As Markavitch rails against "for profit" schools, it is interesting to note that she and her top administrators in the Oakland Intermediate School District are doing quite well financially under the traditional public school system.
As the Oakland Intermediate School District superintendent, Markavitch earns $190,965 a year on top of a $65,000 a year pension she collects from having earlier retired from the district, according to public documents.
Oakland ISD's top 15 executives make between $123,676 and $190,965 a year in salary.
Markavitch, who was rehired as superintendent after retiring, spent two decades working in Illinois and Indiana, according to Crain’s Detroit. She could be vested in as many three public school pensions from three different states.
"They like to conjure up images that anyone in the private sector is a robber baron," said Leon Drolet, chairman of the Michigan Taxpayers Alliance. "Apparently when these administrators are hoarding this lavish amount of money, it’s not profiteering. To them, competition is profiteering. What they have right now is a monopoly on profit. They fear competition not because they fear profit, but because they fear their own profits could be endangered."
Danelle Gittus, spokeswoman for Oakland schools, said when analyzing the financials of any organization, salaries and profit are not comparable.
"However, I will say that our administrators earn their salaries by providing services and resources to benefit all learners, and in Oakland County that is approximately 200,000 students.

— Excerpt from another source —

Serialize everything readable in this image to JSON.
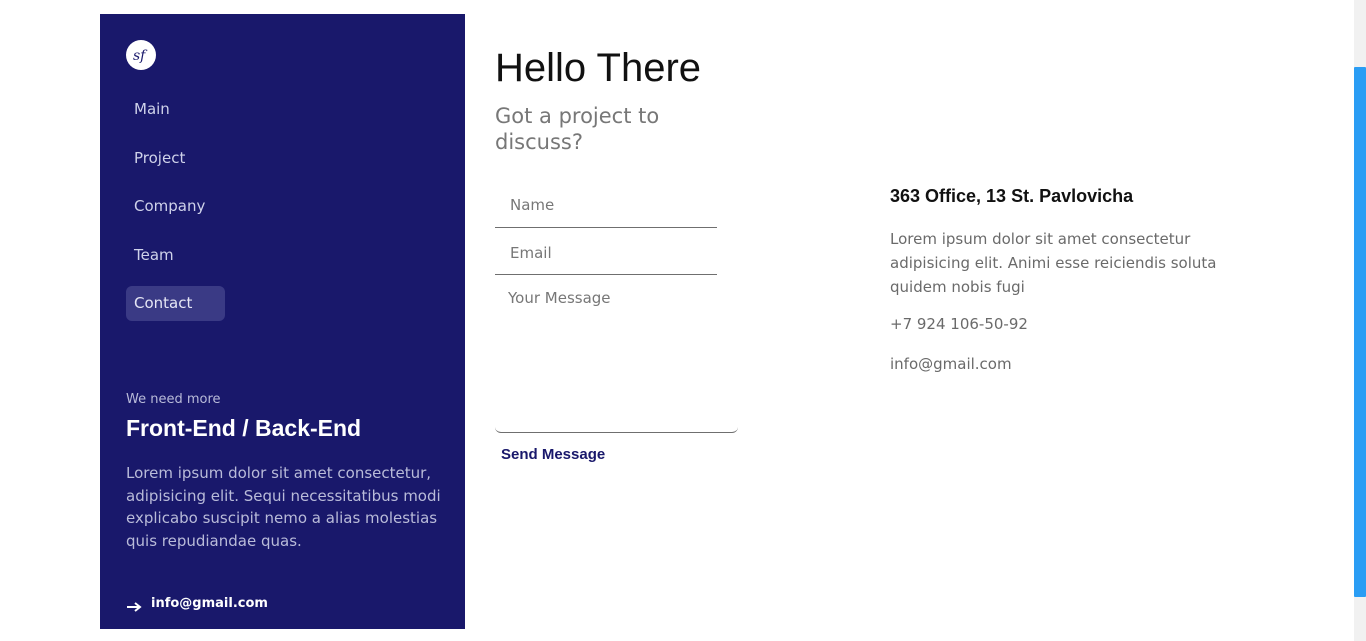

Unfortunately the for-profit schools we have operating in Michigan are making profits while not serving students with special needs. We are pleased that you are able to access all of the information you needed to analyze the salaries of our administrators, as we are proud of our transparency. Unfortunately, similar information is not so easy to come by with the private, for-profit companies looking to expand in Michigan."
Jan Ellis, spokesman for the Michigan Department of Education, said there is no such thing as "for-profit" schools in Michigan. Some charter schools do hire for-profit companies to run their schools.
Gittus said when Markavitch said "for-profit schools" she was referring to "for-profit charter and cyber schools."
Another argument that traditional public school administrators have been making is that public charter schools don't have the same costs because they don't have to take special needs children into their schools.
However, according to the state, conventional public school districts labeled 12.7 percent of their students as special needs in 2011-2012, while charters had 9.2 percent of their students listed as special needs.